10 years, 9 months ago.

Distortion square wave

I am trying to generate a square wave with PWMOUT. But when i increase the frequency, the wave would have distortion. what causes this problem? And, if the frequency is over 50KHz, there's no wave coming out. Why? How can i get higher frequency, such as 50MHz.

What are you using to view the square wave?

posted by Amador Valley High School Robotics Team 08 Jul 2013

1 Answer

10 years, 9 months ago.

I assume you are using the LPC1768. With default mbed libraries you should be able to get a signal up to 500kHz at 50% duty cycle. If you mean by distortion some overshoot for example, that isn't really a problem. If you are using a probe on your scope that can also create overshoot if it isn't properly compensated (should be a little screw on top of the probe connector).

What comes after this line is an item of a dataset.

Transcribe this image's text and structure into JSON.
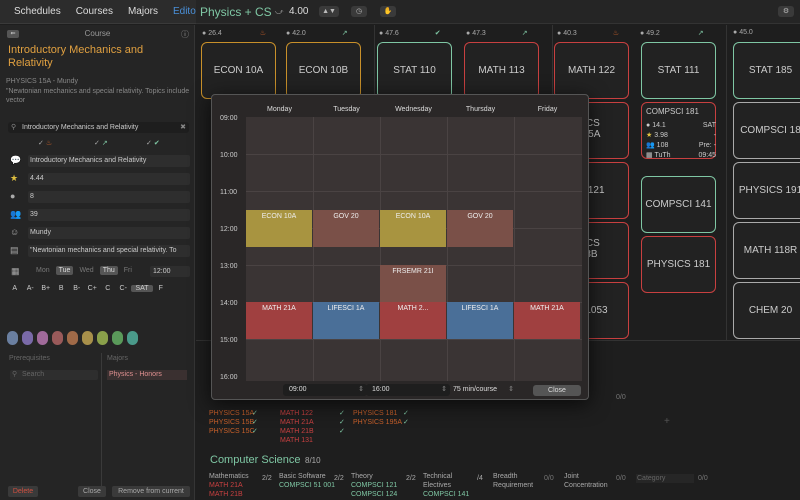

With http://mbed.org/users/Sissors/code/FastPWM/ you can get PWM frequencies up to 48MHz at 50% duty cycle.

Accepted Answer

Thank you very much. Yeah, I'm using LPC1768. But why can I only get a signal up to 500KHz with default mbed libraries? And I also used FastPWM, which did increase the frequency. So what's the difference between the two libraries? For the distortion, I still don't know what cause this ? I meant that when the frequency was high, the waveform would change from sqaure to triangle almost. Thanks again. I'm a bigginer in this field.

posted by Shenghao Feng 08 Jul 2013

If it went from square to something like sine/triangle, you probably have either a large capacitive load on it, or your measurement device simply isn't fast enough.

The reason it is 500kHz with default library is that it has 1us resolution. So 1us high, 1us low = 500kHz. The hardware can get up to resolution of a clock period. Clock runs at 96MHz, and FastPWM allows for that resolution. So then you got 1 clock cycle low, 1 clock cycle high = 48MHz.

posted by Erik - 08 Jul 2013

Thanks! That really helps.

posted by Shenghao Feng 08 Jul 2013

Hi, I'm trying to understand the code of FastPWM.cpp in order to figure out how it allows pwm to generate 48MHz, since the PwmOut can only be up to 500KHz. I would really appreciate it if you could explain that code to me! Thank you!